Sometimes Project Objectives drive the desire for a new system. An existing system may:
>comprise an assortment of disparate systems that have little if any integration
>involve data duplication
>be difficult and costly to maintain
>no longer be supported
>be insufficient to meet some new legal requirement
These are issues that annoy staff, create errors and decrease productivity. They create problems that build up to the point where a company is willing to implement a new system in order to remove them.
Where business objectives drive the desire for a new system, a company may be looking to:
>reduce administration costs
>decrease its outstanding debtors amount
>improve service levels
>decrease the value of inventory
>gain a competitive advantage
>grow revenue without increasing staff numbers
The focus here is to improve the business in one or more ways by implementing a new ERP system and, hopefully, also improve the company’s processes and procedures around the new system.
In my experience, only rarely do Business Benefits drive the desire for a new system. Business Benefits are the quantifiable result of achieving Business Objectives, they may be expressed as follows:
>increase revenue by 13% per annum for the next three years
>reduce to, and then maintain, stock on hand at a value of no more than 12.5% of annual revenue
>decrease the outstanding debtors amount by $450,000 from its current average monthly level
>increase market share to 38% within 2 years
How to best measure success
Project Objectives alone should not drive a decision to implement a new ERP system. At best they are an indicator that opportunities exist to make improvements – once identified these improvements can be expressed as Business Objectives. Measuring system success on the basis of achieving the Project Objectives amounts to little more than a sigh of relief when the implementation is complete. Of course, Project Objectives have to be achieved but by themselves they do not provide any measurable benefit to an organisation.
Business Objectives can appear to be pretty persuasive reasons to commit to the expense and risk of a new system, but another step is needed, to convert the Business Objectives into Business Benefits, thereby allowing a company to assess cost versus benefits; calculate a return on investment; and establish a basis for measuring success.
The achievement, or otherwise, of Project Objectives can normally be established after a new system has been in operation for three months. Some success in achieving Business Objectives should be apparent from six months onwards, while assessment of the Business Benefits delivered should be continual from twelve months onwards.

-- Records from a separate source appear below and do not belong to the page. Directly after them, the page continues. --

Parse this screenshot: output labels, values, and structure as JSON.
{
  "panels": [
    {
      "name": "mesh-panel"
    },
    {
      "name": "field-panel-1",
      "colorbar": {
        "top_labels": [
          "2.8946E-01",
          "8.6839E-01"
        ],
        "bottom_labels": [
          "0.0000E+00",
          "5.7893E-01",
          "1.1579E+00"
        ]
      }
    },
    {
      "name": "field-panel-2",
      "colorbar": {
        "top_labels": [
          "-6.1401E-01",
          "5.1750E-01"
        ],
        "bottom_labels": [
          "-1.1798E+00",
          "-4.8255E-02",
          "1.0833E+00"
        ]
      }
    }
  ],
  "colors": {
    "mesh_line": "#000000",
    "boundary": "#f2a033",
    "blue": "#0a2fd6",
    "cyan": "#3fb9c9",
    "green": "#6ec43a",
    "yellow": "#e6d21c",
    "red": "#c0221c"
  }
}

A reputable ERP partner will schedule Post Implementation Review meetings during the initial ERP project planning process. These meetings, and the reports produced from them, will allow the client to assess whether or not their new system and the associated new practices and procedures have delivered the benefits that were being sought by the organisation. Post Implementation Review meetings also provide an opportunity to identify any shortcomings in the system, the procedures, and the work practices, and take timely action to take corrective action.